Perbedaan berikutnya, cek merupakan perintah tanpa syarat kepada bank untuk melakukan pembayaran oleh pemilik rekening. Sedangkan Bilyet Giro merupakan perintah pemindah bukuan kepada bank dari pemilik rekening. Akibatnya ada sedikit perbedaan antara cek dan bilyet giro. Cek bisa diuangkan/dicairkan langsung oleh pemegang cek, setiap saat, tanpa mempertimbangkan tanggal yang tercantum pada cek. Sedangkan bilyet giro tidak bisa, harus melalui kliring Bank Indonesia, sesuai dengan tanggal jatuh temponya.Tapi perbedaan ini tidak mutlak karena cek atas tunjuk (ditulis nama tujuan pemberian cek), juga tidak bisa dicairkan pembawa cek. Kecuali melalui mekanisme kliring Bank Indonesia sebagaimana Bilyet Giro.
Sebetulnya pernah pada satu masa ada perbedaan signifikan antara Cek dan Bilyet Giro yaitu ketika diundangkannya Undang2 No 17 tahun 1964 tentang Larangan Pembukaan Cek Kosong. Sesuai dengan Pasal 3 UU tersebut pembukaan cek kosong merupakan kejahatan, malah termasuk kejahatan luar biasa karena ancamannya bisa hukuman mati. Oleh karena situasi dan kondisi di tengah masyarakat mengalami perubahan, maka UU tersebut kemudian dicabut dengan Perpu Nomor 1 tahun 1971, sehingga UU tersebut tidak berlaku sejak saat itu. Akibatnya membuka cek kosong tidak serta merta merupakan kejahatan lagi, namun mesti dilihat secara komprehensif seluruh perbuatan yang menyertainya.
Cek dan Bilyet Giro Kosong.
Cek dan Bilyet Giro kosong adalah cek atau bilyet giro yang diunjukkan dan ditolak bank/tertarik dalam tenggang waktu adanya penyediaan dana oleh penarik (yang punya cek/bilyet giro) karena saldo tidak cukup atau rekeningnya telah ditutup.

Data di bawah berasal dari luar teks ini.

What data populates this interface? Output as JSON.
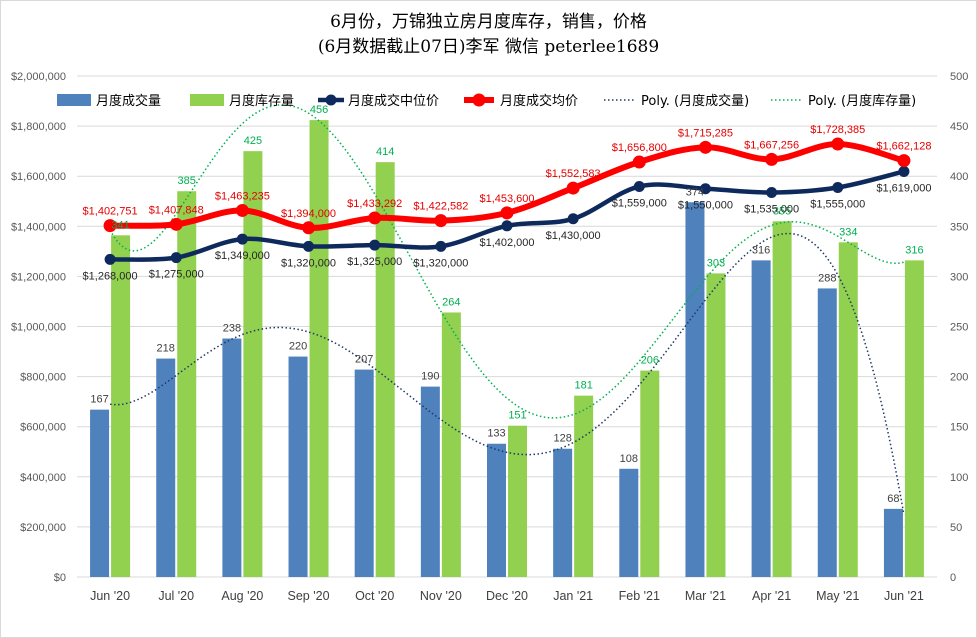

Jadi selain ada keuntungan2 bagi pembeli dan penjual memakai pembayaran menggunakan cek, juga ada potensi kerugian bagi penjual. Adanya jeda waktu ketika cek atau bilyet giro diserahkan oleh Pembeli kepada Penjual merupakan "critical time". Dalam kenyataannya Pembeli akan menerima nominal uang, bukan ketika cek/bilyet giro diserahkan, tetapi pada waktu dicairkan. Penjual yang berpengalaman hanya akan menerima pembayaran menggunakan cek/bilyet giro bila ada rasa percaya kepada Pembeli. Rasa percaya bisa terbentuk karena historikal transaksi, yaitu ketika transaksi telah terjadi berulang sejak dahulu. Atau karena sosok pembeli yang sudah punya reputasi bagus. Cara lain  adalah penjual memberikan syarat khusus, yaitu delivery barang yang dibeli dilakukan setelah nominal yang tercantum dalam cek/bilyet giro masuk ke rekening penjual.
Adanya celah menggunakan cek/bilyet giro dalam pembayaran digunakan oleh pihak2 yang beritikad buruk dengan menerbitkan cek/bilyet giro kosong. Dengan dicabutnya Undang2 tentang Cek kosong bukan berarti bahwa penerbitan cek/bilyet kosong bukan peristiwa pidana. Pelaku bisa dijerat dengan Pasal 378 KUHPidana, tindak pidana penipuan. Unsur tipu muslihat atau rangkaian kebohongan sehingga penjual menyerahkan barangnya dapat menjerat pelaku penerbit cek/bilyet kosong. Hal tersebut bila dapat dibuktikan bahwa penerbit cek kosong sejak awal memang tidak punya saldo di rekeningnya, tujuannya menyerahkan cek/bilyet giro agar memperoleh barang secara illegal. Kontruksi demikian memenuhi unsur tindak pidana penipuan sebagaimana dimaksud Pasal 378 KUHPidana.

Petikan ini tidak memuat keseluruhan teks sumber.